(dissenting).
I respectfully dissent.
I would reverse the order granting the motion to quash (and the order awarding Alan attorney fees) and would remand for further proceedings. A fraud was allegedly committed upon the court; however, the trial court neglected or failed to consider that issue.
The majority correctly notes that “[i]t appears that the sale price of the stock was not disclosed to the trial judge to keep him from raising questions as to the disparity in the property settlement agreement.” (This sales price was $240,000, not some trivial amount!)
That statement comes from unchallenged allegations in Tina’s affidavits. She stated that if the information was disclosed to the court “the court would not then grant a divorce,” and, further, that it was withheld from the court “in order to protect our financial future and security in the event the sale of his stock in Anderson Scientific would result in litigation.” Alan’s affidavits never disputed these allegations (other than to allege that he never concealed the sales price from Tina and that there was “absolutely no litigation relating to any attempted Anderson Scientific stock sale”). Therefore, Tina’s assertions that they were intentionally concealing significant property values from the court must be presumed as true.
Tina’s motion for order to show cause requested a hearing to “reopen the proceedings to allow the taking of further evidence on the question of a fair and equitable distribution of the marital property.” Attached to the motion was an affidavit asserting, among other things, the foregoing reasons for the failure to disclose the stock values to the trial court at the time of the divorce. Alan brought on a motion to quash the order to show cause, principally asserting lack of jurisdiction because Tina’s motion allegedly was not timely filed under SDCL 15-6-60(b). After receiving further affidavits and briefs, the trial court entered an order granting the motion to quash “because this Court finds that this action is governed by SDCL 15-6-60(b)(3) and this action has not been timely brought by the Defendant.” It made no mention of and apparently gave no consideration to a claimed fraud upon the court.
It must be remembered that at the time of the divorce the court had the “full power to make an equitable division of the property” and “shall have regard for equity and
*223the circumstances of the parties.” SDCL 25-4-44.* If Tina’s allegations are true, the conduct of the parties specifically prevented the trial court from fulfilling its important judicial duties, particularly under SDCL 25-4-44. Arguably, it became “a victim of fraud rather than a dispenser of justice.” See dissent of Justice Henderson in State v. Bucholz, 403 N.W.2d 400, 404 (S.D.1987).

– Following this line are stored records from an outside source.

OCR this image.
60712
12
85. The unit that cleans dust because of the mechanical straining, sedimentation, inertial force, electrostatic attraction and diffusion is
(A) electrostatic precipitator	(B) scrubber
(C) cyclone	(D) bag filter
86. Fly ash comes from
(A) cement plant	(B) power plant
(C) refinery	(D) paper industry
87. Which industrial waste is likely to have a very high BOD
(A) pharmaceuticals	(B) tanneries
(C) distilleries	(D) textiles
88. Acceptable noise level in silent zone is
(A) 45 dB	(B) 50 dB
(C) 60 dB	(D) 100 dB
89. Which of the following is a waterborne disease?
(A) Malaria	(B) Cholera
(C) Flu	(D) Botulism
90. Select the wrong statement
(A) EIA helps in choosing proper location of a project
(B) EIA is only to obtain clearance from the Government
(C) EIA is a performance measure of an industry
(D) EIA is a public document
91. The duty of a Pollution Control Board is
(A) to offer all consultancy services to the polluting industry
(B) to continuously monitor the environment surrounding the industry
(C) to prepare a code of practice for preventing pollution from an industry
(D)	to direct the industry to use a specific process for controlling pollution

I suggest, and would hold, that the trial court did not fully consider or give proper effect to SDCL 15-6-60(b). Specifically, it did not apply the last sentence of the rule.
It must be noted that under the clear language of SDCL 15-6-60(b), the time limitation stated earlier in that rule “does not limit the power of a court ... to set aside a judgment for fraud upon the court.” This legal principle was previously stated and adopted by us in Gifford v. Bowling, 86 S.D. 615, 200 N.W.2d 379 (1972) (citing Barron and Holtzoff, Federal Practice and Procedure, § 1330). On remand, the trial court must then ascertain whether, in fact, there was a fraud committed upon it which would warrant setting aside the decree of divorce. In its review, it should remember that we heretofore in Gifford, supra, adopted language to the effect that fraud upon the court should:
... [Ejmbrace only that species of fraud which does, or attempts to, defile the court itself, or is a fraud perpetrated by officers of the court so that the judicial machinery can not perform in the usual manner its impartial task of adjudging cases that are presented for adjudication. Fraud inter partes, without more, should not be a fraud upon the court, but redress should be left to a motion under 60(b)(3) or to the independent action.’
86 S.D. at 625, 200 N.W.2d at 384 (emphasis in original) (citation omitted). Further, in Gifford, we adopted authority holding that * * it is necessary to show an unconscionable plan or scheme which is designed to improperly influence the court in its decision.” Courts have found fraud upon the court only where there has been the most egregious conduct involving a corruption of the judicial process itself.’ (Citation omitted.)
We also held in Gifford, supra, 200 N.W.2d at 384 (citing Alberts v. Brubaker, 72 S.D. 220, 31 N.W.2d 769 (1948)), that “ ‘... fraud as a ground for vacating a judgment must be what is known as extrinsic fraud, that is, fraud in the means whereby the judgment was procured, and not fraud in the cause of action or matter put in issue and presented for adjudication.’ ” See also Baldwin v. Heinold Commodities Inc., 363 N.W.2d 191 (S.D.1985), and Wooster v. Wooster, 399 N.W.2d 330 (S.D.1987).
In summary, the order granting the motion to quash must be reversed (as should the order granting Alan’s attorney fees) and the trial court must reconsider the merits to determine whether a fraud was perpetrated upon it and whether Tina’s participation therein is such that she is es-topped from benefitting from a further reconsideration.
Lastly, I would award Tina $1,500 to apply to her attorney fees on appeal.
SDCL 25-4-44 was amended subsequent to the divorce decree.